Sus palabras fueron cesando entre lágrimas. No pude hacer nada. Yo navegaba a la deriva en un mar extraño. Mis manos, sobre los hilos dorados de su túnica, estaban frías, mis ojos secos; mi espíritu se hallaba tan lejos de ella en aquel momento en que ella se agarraba fuertemente a mí en la oscuridad, como hacía años, cuando le había encendido el cigarrillo en el camino desde la estación; tan lejos como cuando no pensaba en ella, en los secos y vacíos años transcurridos en la vieja rectoría y en la selva.
Las lágrimas brotan de las palabras; ya silenciosa, pronto dejó de llorar. Se enderezó, apartándose de mí, cogió mi pañuelo, se estremeció y se puso en pie.
—Bueno —dijo, con voz casi normal—. Bridey sabe lanzar zambombazos ¿verdad?
La seguí hasta la casa y hasta su habitación; se sentó delante del espejo.

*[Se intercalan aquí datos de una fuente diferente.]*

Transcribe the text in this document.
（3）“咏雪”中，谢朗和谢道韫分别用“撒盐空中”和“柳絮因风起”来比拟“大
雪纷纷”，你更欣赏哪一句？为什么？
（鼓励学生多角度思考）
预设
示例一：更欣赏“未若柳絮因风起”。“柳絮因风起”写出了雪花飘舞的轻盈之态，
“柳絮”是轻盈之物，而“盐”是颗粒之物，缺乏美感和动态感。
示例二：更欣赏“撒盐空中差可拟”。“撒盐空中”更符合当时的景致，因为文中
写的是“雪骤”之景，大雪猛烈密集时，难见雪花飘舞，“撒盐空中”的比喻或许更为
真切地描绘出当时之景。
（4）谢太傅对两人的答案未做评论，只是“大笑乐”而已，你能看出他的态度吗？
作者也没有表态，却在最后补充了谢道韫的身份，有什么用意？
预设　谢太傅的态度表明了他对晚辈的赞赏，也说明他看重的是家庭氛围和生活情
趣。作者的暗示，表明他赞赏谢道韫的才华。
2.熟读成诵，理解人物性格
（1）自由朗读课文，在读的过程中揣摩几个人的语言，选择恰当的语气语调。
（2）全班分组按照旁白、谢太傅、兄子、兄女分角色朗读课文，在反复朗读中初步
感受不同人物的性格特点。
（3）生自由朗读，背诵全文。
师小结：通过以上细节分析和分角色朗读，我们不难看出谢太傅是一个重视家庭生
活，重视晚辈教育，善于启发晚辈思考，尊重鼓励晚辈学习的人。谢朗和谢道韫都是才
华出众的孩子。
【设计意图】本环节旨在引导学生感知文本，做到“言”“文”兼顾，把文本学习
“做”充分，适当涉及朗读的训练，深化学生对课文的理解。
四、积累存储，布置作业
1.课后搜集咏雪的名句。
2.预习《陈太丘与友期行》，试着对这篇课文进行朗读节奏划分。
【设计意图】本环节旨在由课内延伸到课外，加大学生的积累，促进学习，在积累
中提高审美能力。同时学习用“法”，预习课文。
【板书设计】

—Teniendo en cuenta que acabo de sufrir un ataque de histeria, no presento tan mal aspecto.
Sus ojos eran demasiado grandes y brillantes, sus mejillas muy pálidas, con dos puntos encendidos donde, de muchacha, solía ponerse un toque de colorete.
—La mayoría de las mujeres en este estado tienen aspecto de haber pescado un resfriado. Será mejor que te cambies de camisa antes de bajar. Está manchada de lágrimas y de carmín.